As it faces uncertain future, city's charter sector sharing lessons

A leading resource for New York City charter schools is preparing to lend its expertise out to school operators across the country.

The New York City Charter School Center’s expansion of an existing program, “Replicating Quality Schools,” comes as the city’s charter sector faces an uncertain future. With Mayor Bloomberg, a longstanding charter supporter, leaving office at the end of the year, it is likely that the next mayor will not make it as easy for charter schools to open in public space, a cost-saving measure that has allowed the charter sector to flourish over the last decade.

Elsewhere in the country, the outlook for the publicly financed but privately managed schools is more favorable. So the charter center announced this week that it plans to help charter operators set up new schools in other cities, using a 2011 program for city charter schools that aimed to duplicate as a blueprint.

The charter center is bringing on Jim Ford, a consultant who has assisted charter schools in the past, to run the new program, which will focus on the challenges that charter operators face as they begin to turn stand-alone schools into the foundations of charter networks. Operators in that position must contend with many new questions, including how to divide responsibilities between schools and central offices and how to allow schools to customize their programs while remaining faithful to the original model.

The center will run the eight-week program, which the Dell Foundation is funding, in four cities over the next three years where charter advocates request assistance. The first destination is New Orleans, where three-quarters of students already attend charter schools, giving it the highest charter school enrollment density of any district in the country.

Despite the large number of charter schools in New Orleans already, there remains an appetite for more that use practices that have been successful already, according to James Merriman, the charter center’s CEO.

“I think there’s a certain irony here,” he said. “At a time where some of [New York City’s] mayoral candidates are saying, ‘Let’s slow down, let’s not expand the charter sector,’ what we’re seeing in other cities is a move to replicate what’s gone on in New York and build high-quality charter seats.”

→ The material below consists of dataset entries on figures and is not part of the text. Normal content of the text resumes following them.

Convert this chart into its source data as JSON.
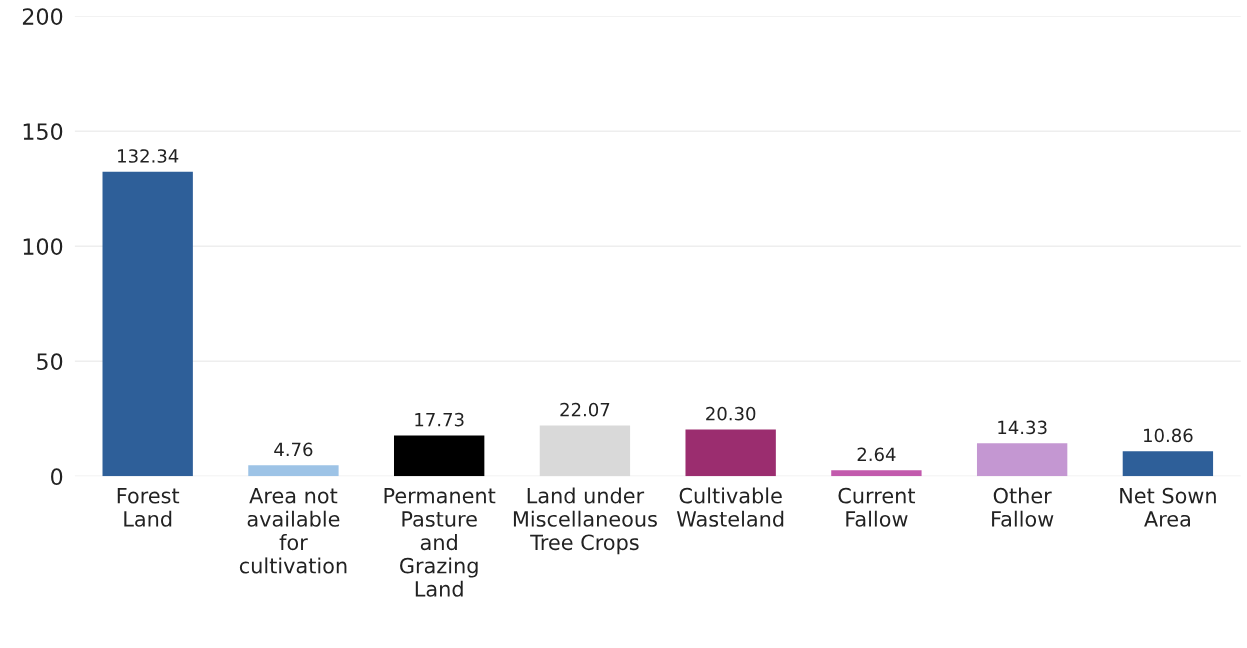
{
  "chart_data": {
    "type": "bar",
    "categories": [
      "Forest Land",
      "Area not available for cultivation",
      "Permanent Pasture and Grazing Land",
      "Land under Miscellaneous Tree Crops",
      "Cultivable Wasteland",
      "Current Fallow",
      "Other Fallow",
      "Net Sown Area"
    ],
    "values": [
      132.34,
      4.76,
      17.73,
      22.07,
      20.3,
      2.64,
      14.33,
      10.86
    ],
    "value_labels": [
      "132.34",
      "4.76",
      "17.73",
      "22.07",
      "20.30",
      "2.64",
      "14.33",
      "10.86"
    ],
    "colors": [
      "#2e5f99",
      "#9dc3e6",
      "#000000",
      "#d9d9d9",
      "#9b2d6f",
      "#c25aad",
      "#c497d2",
      "#2e5f99"
    ],
    "ylim": [
      0,
      200
    ],
    "yticks": [
      0,
      50,
      100,
      150,
      200
    ],
    "grid": "y",
    "legend": false
  }
}
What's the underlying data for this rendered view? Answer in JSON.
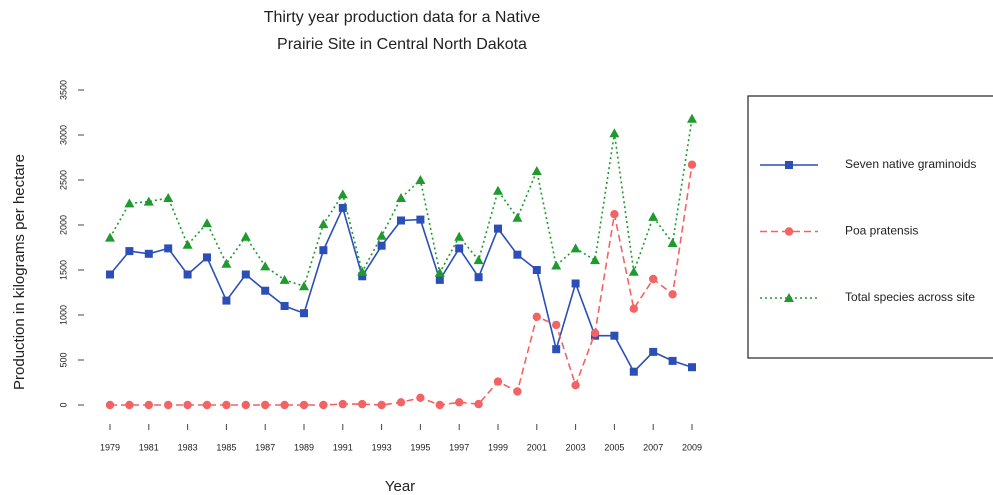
{
  "chart_data": {
    "type": "line",
    "title": [
      "Thirty year production data for a Native",
      "Prairie Site in Central North Dakota"
    ],
    "x_label": "Year",
    "y_label": "Production in kilograms per hectare",
    "x": [
      1979,
      1980,
      1981,
      1982,
      1983,
      1984,
      1985,
      1986,
      1987,
      1988,
      1989,
      1990,
      1991,
      1992,
      1993,
      1994,
      1995,
      1996,
      1997,
      1998,
      1999,
      2000,
      2001,
      2002,
      2003,
      2004,
      2005,
      2006,
      2007,
      2008,
      2009
    ],
    "xlim": [
      1979,
      2009
    ],
    "xticks": [
      1979,
      1981,
      1983,
      1985,
      1987,
      1989,
      1991,
      1993,
      1995,
      1997,
      1999,
      2001,
      2003,
      2005,
      2007,
      2009
    ],
    "ylim": [
      0,
      3500
    ],
    "yticks": [
      0,
      500,
      1000,
      1500,
      2000,
      2500,
      3000,
      3500
    ],
    "legend": "right",
    "series": [
      {
        "name": "Seven native graminoids",
        "color": "#2b4fb6",
        "marker": "square",
        "dash": "solid",
        "values": [
          1450,
          1710,
          1680,
          1740,
          1450,
          1640,
          1160,
          1450,
          1270,
          1100,
          1020,
          1720,
          2190,
          1430,
          1770,
          2050,
          2060,
          1390,
          1740,
          1420,
          1960,
          1670,
          1500,
          620,
          1350,
          770,
          770,
          370,
          590,
          490,
          420
        ]
      },
      {
        "name": "Poa pratensis",
        "color": "#f26464",
        "marker": "circle",
        "dash": "dashed",
        "values": [
          0,
          0,
          0,
          0,
          0,
          0,
          0,
          0,
          0,
          0,
          0,
          0,
          10,
          10,
          0,
          30,
          80,
          0,
          30,
          10,
          260,
          150,
          980,
          890,
          220,
          800,
          2120,
          1070,
          1400,
          1230,
          2670
        ]
      },
      {
        "name": "Total species across site",
        "color": "#1f9a2e",
        "marker": "triangle",
        "dash": "dotted",
        "values": [
          1860,
          2240,
          2260,
          2300,
          1780,
          2020,
          1570,
          1870,
          1540,
          1390,
          1320,
          2010,
          2340,
          1480,
          1880,
          2300,
          2500,
          1470,
          1870,
          1610,
          2380,
          2080,
          2600,
          1550,
          1740,
          1610,
          3020,
          1480,
          2090,
          1800,
          3180
        ]
      }
    ]
  }
}
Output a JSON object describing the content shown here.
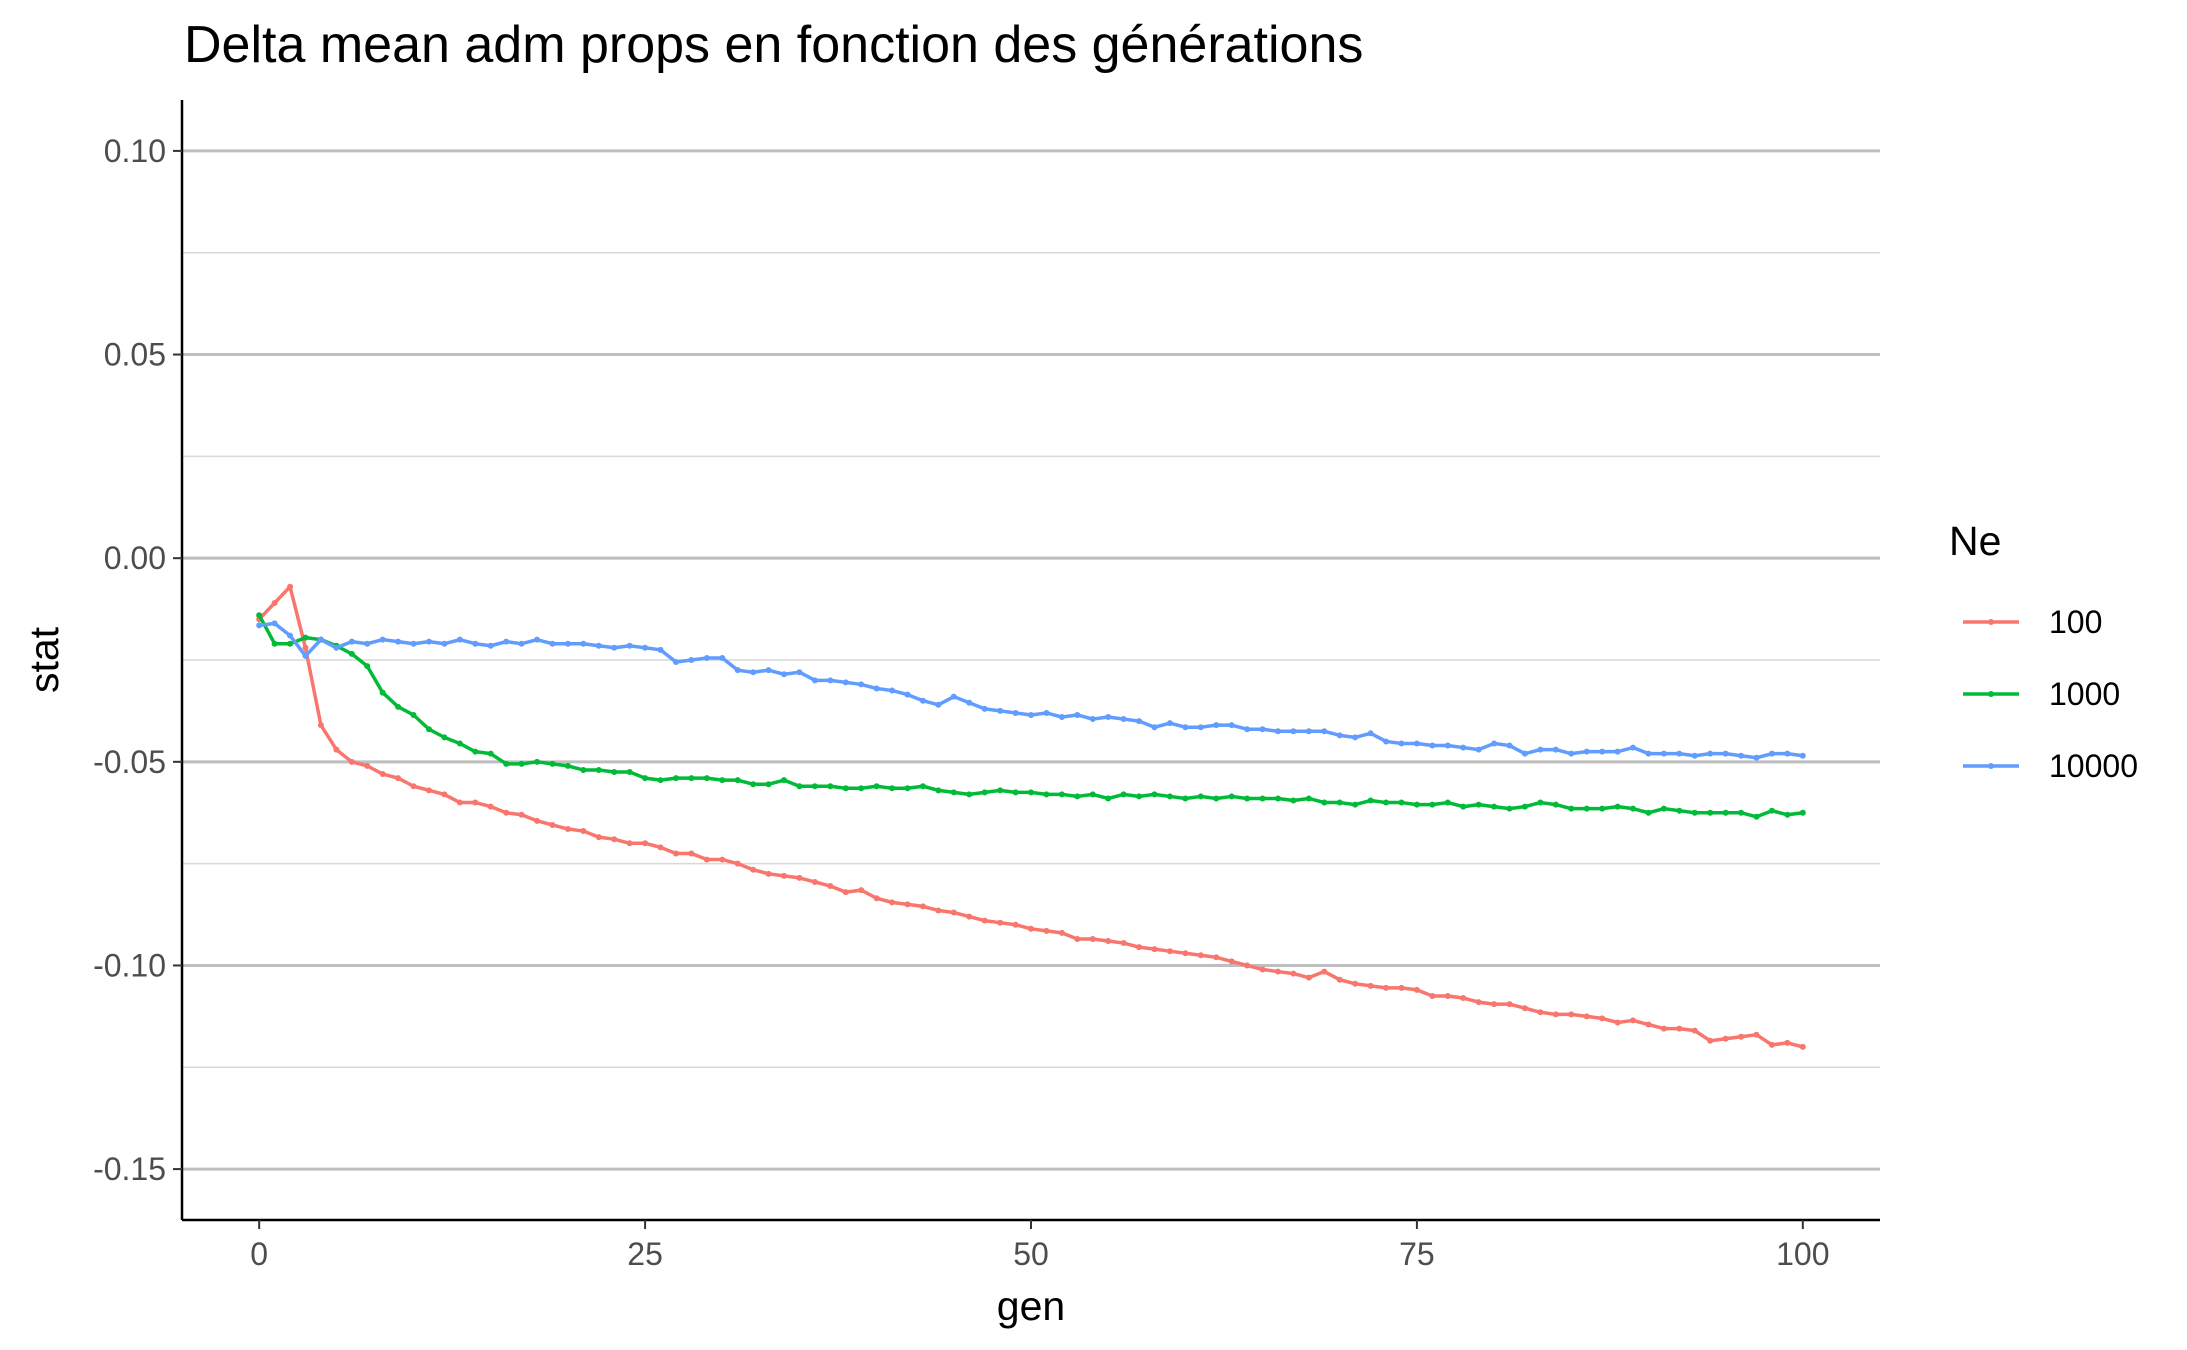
{
  "chart_data": {
    "type": "line",
    "title": "Delta mean adm props en fonction des générations",
    "xlabel": "gen",
    "ylabel": "stat",
    "xlim": [
      -5,
      105
    ],
    "ylim": [
      -0.1625,
      0.1125
    ],
    "x_ticks": [
      0,
      25,
      50,
      75,
      100
    ],
    "x_tick_labels": [
      "0",
      "25",
      "50",
      "75",
      "100"
    ],
    "y_ticks": [
      0.1,
      0.05,
      0.0,
      -0.05,
      -0.1,
      -0.15
    ],
    "y_tick_labels": [
      "0.10",
      "0.05",
      "0.00",
      "-0.05",
      "-0.10",
      "-0.15"
    ],
    "y_minor_ticks": [
      0.075,
      0.025,
      -0.025,
      -0.075,
      -0.125
    ],
    "grid": "horizontal",
    "legend_title": "Ne",
    "legend_position": "right",
    "series": [
      {
        "name": "100",
        "color": "#F8766D",
        "x": [
          0,
          1,
          2,
          3,
          4,
          5,
          6,
          7,
          8,
          9,
          10,
          11,
          12,
          13,
          14,
          15,
          16,
          17,
          18,
          19,
          20,
          21,
          22,
          23,
          24,
          25,
          26,
          27,
          28,
          29,
          30,
          31,
          32,
          33,
          34,
          35,
          36,
          37,
          38,
          39,
          40,
          41,
          42,
          43,
          44,
          45,
          46,
          47,
          48,
          49,
          50,
          51,
          52,
          53,
          54,
          55,
          56,
          57,
          58,
          59,
          60,
          61,
          62,
          63,
          64,
          65,
          66,
          67,
          68,
          69,
          70,
          71,
          72,
          73,
          74,
          75,
          76,
          77,
          78,
          79,
          80,
          81,
          82,
          83,
          84,
          85,
          86,
          87,
          88,
          89,
          90,
          91,
          92,
          93,
          94,
          95,
          96,
          97,
          98,
          99,
          100
        ],
        "values": [
          -0.015,
          -0.011,
          -0.007,
          -0.022,
          -0.041,
          -0.047,
          -0.05,
          -0.051,
          -0.053,
          -0.054,
          -0.056,
          -0.057,
          -0.058,
          -0.06,
          -0.06,
          -0.061,
          -0.0625,
          -0.063,
          -0.0645,
          -0.0655,
          -0.0665,
          -0.067,
          -0.0685,
          -0.069,
          -0.07,
          -0.07,
          -0.071,
          -0.0725,
          -0.0725,
          -0.074,
          -0.074,
          -0.075,
          -0.0765,
          -0.0775,
          -0.078,
          -0.0785,
          -0.0795,
          -0.0805,
          -0.082,
          -0.0815,
          -0.0835,
          -0.0845,
          -0.085,
          -0.0855,
          -0.0865,
          -0.087,
          -0.088,
          -0.089,
          -0.0895,
          -0.09,
          -0.091,
          -0.0915,
          -0.092,
          -0.0935,
          -0.0935,
          -0.094,
          -0.0945,
          -0.0955,
          -0.096,
          -0.0965,
          -0.097,
          -0.0975,
          -0.098,
          -0.099,
          -0.1,
          -0.101,
          -0.1015,
          -0.102,
          -0.103,
          -0.1015,
          -0.1035,
          -0.1045,
          -0.105,
          -0.1055,
          -0.1055,
          -0.106,
          -0.1075,
          -0.1075,
          -0.108,
          -0.109,
          -0.1095,
          -0.1095,
          -0.1105,
          -0.1115,
          -0.112,
          -0.112,
          -0.1125,
          -0.113,
          -0.114,
          -0.1135,
          -0.1145,
          -0.1155,
          -0.1155,
          -0.116,
          -0.1185,
          -0.118,
          -0.1175,
          -0.117,
          -0.1195,
          -0.119,
          -0.12
        ]
      },
      {
        "name": "1000",
        "color": "#00BA38",
        "x": [
          0,
          1,
          2,
          3,
          4,
          5,
          6,
          7,
          8,
          9,
          10,
          11,
          12,
          13,
          14,
          15,
          16,
          17,
          18,
          19,
          20,
          21,
          22,
          23,
          24,
          25,
          26,
          27,
          28,
          29,
          30,
          31,
          32,
          33,
          34,
          35,
          36,
          37,
          38,
          39,
          40,
          41,
          42,
          43,
          44,
          45,
          46,
          47,
          48,
          49,
          50,
          51,
          52,
          53,
          54,
          55,
          56,
          57,
          58,
          59,
          60,
          61,
          62,
          63,
          64,
          65,
          66,
          67,
          68,
          69,
          70,
          71,
          72,
          73,
          74,
          75,
          76,
          77,
          78,
          79,
          80,
          81,
          82,
          83,
          84,
          85,
          86,
          87,
          88,
          89,
          90,
          91,
          92,
          93,
          94,
          95,
          96,
          97,
          98,
          99,
          100
        ],
        "values": [
          -0.014,
          -0.021,
          -0.021,
          -0.0195,
          -0.02,
          -0.0215,
          -0.0235,
          -0.0265,
          -0.033,
          -0.0365,
          -0.0385,
          -0.042,
          -0.044,
          -0.0455,
          -0.0475,
          -0.048,
          -0.0505,
          -0.0505,
          -0.05,
          -0.0505,
          -0.051,
          -0.052,
          -0.052,
          -0.0525,
          -0.0525,
          -0.054,
          -0.0545,
          -0.054,
          -0.054,
          -0.054,
          -0.0545,
          -0.0545,
          -0.0555,
          -0.0555,
          -0.0545,
          -0.056,
          -0.056,
          -0.056,
          -0.0565,
          -0.0565,
          -0.056,
          -0.0565,
          -0.0565,
          -0.056,
          -0.057,
          -0.0575,
          -0.058,
          -0.0575,
          -0.057,
          -0.0575,
          -0.0575,
          -0.058,
          -0.058,
          -0.0585,
          -0.058,
          -0.059,
          -0.058,
          -0.0585,
          -0.058,
          -0.0585,
          -0.059,
          -0.0585,
          -0.059,
          -0.0585,
          -0.059,
          -0.059,
          -0.059,
          -0.0595,
          -0.059,
          -0.06,
          -0.06,
          -0.0605,
          -0.0595,
          -0.06,
          -0.06,
          -0.0605,
          -0.0605,
          -0.06,
          -0.061,
          -0.0605,
          -0.061,
          -0.0615,
          -0.061,
          -0.06,
          -0.0605,
          -0.0615,
          -0.0615,
          -0.0615,
          -0.061,
          -0.0615,
          -0.0625,
          -0.0615,
          -0.062,
          -0.0625,
          -0.0625,
          -0.0625,
          -0.0625,
          -0.0635,
          -0.062,
          -0.063,
          -0.0625
        ]
      },
      {
        "name": "10000",
        "color": "#619CFF",
        "x": [
          0,
          1,
          2,
          3,
          4,
          5,
          6,
          7,
          8,
          9,
          10,
          11,
          12,
          13,
          14,
          15,
          16,
          17,
          18,
          19,
          20,
          21,
          22,
          23,
          24,
          25,
          26,
          27,
          28,
          29,
          30,
          31,
          32,
          33,
          34,
          35,
          36,
          37,
          38,
          39,
          40,
          41,
          42,
          43,
          44,
          45,
          46,
          47,
          48,
          49,
          50,
          51,
          52,
          53,
          54,
          55,
          56,
          57,
          58,
          59,
          60,
          61,
          62,
          63,
          64,
          65,
          66,
          67,
          68,
          69,
          70,
          71,
          72,
          73,
          74,
          75,
          76,
          77,
          78,
          79,
          80,
          81,
          82,
          83,
          84,
          85,
          86,
          87,
          88,
          89,
          90,
          91,
          92,
          93,
          94,
          95,
          96,
          97,
          98,
          99,
          100
        ],
        "values": [
          -0.0165,
          -0.016,
          -0.019,
          -0.024,
          -0.02,
          -0.022,
          -0.0205,
          -0.021,
          -0.02,
          -0.0205,
          -0.021,
          -0.0205,
          -0.021,
          -0.02,
          -0.021,
          -0.0215,
          -0.0205,
          -0.021,
          -0.02,
          -0.021,
          -0.021,
          -0.021,
          -0.0215,
          -0.022,
          -0.0215,
          -0.022,
          -0.0225,
          -0.0255,
          -0.025,
          -0.0245,
          -0.0245,
          -0.0275,
          -0.028,
          -0.0275,
          -0.0285,
          -0.028,
          -0.03,
          -0.03,
          -0.0305,
          -0.031,
          -0.032,
          -0.0325,
          -0.0335,
          -0.035,
          -0.036,
          -0.034,
          -0.0355,
          -0.037,
          -0.0375,
          -0.038,
          -0.0385,
          -0.038,
          -0.039,
          -0.0385,
          -0.0395,
          -0.039,
          -0.0395,
          -0.04,
          -0.0415,
          -0.0405,
          -0.0415,
          -0.0415,
          -0.041,
          -0.041,
          -0.042,
          -0.042,
          -0.0425,
          -0.0425,
          -0.0425,
          -0.0425,
          -0.0435,
          -0.044,
          -0.043,
          -0.045,
          -0.0455,
          -0.0455,
          -0.046,
          -0.046,
          -0.0465,
          -0.047,
          -0.0455,
          -0.046,
          -0.048,
          -0.047,
          -0.047,
          -0.048,
          -0.0475,
          -0.0475,
          -0.0475,
          -0.0465,
          -0.048,
          -0.048,
          -0.048,
          -0.0485,
          -0.048,
          -0.048,
          -0.0485,
          -0.049,
          -0.048,
          -0.048,
          -0.0485
        ]
      }
    ]
  }
}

At a panel discussion hosted by the Manhattan Institute on Tuesday, Democrats for Education Reform Executive Director Joe Williams said not many people want to start charter schools in the city right now. Even other parts of New York State seem to be more appealing for charter school incubation. Just this week, a foundation pledged to give $1 million help establish more charter schools in Rochester.

Merriman said the national program did not signal a reduction in the charter center’s committment to operate in New York City. In fact, he said, the replication program could soon be reprised here.

“I don’t know if it will be one of the four cities that we do, but we intend to offer the program again here in the next year or so,” Merriman said.

Still, he said, efforts to develop new charter schools in New York City face more of an uphill battle than they might in other districts. “It’s hard to talk people into thinking of New York as a place to come when you see other cities being much more willing,” he said.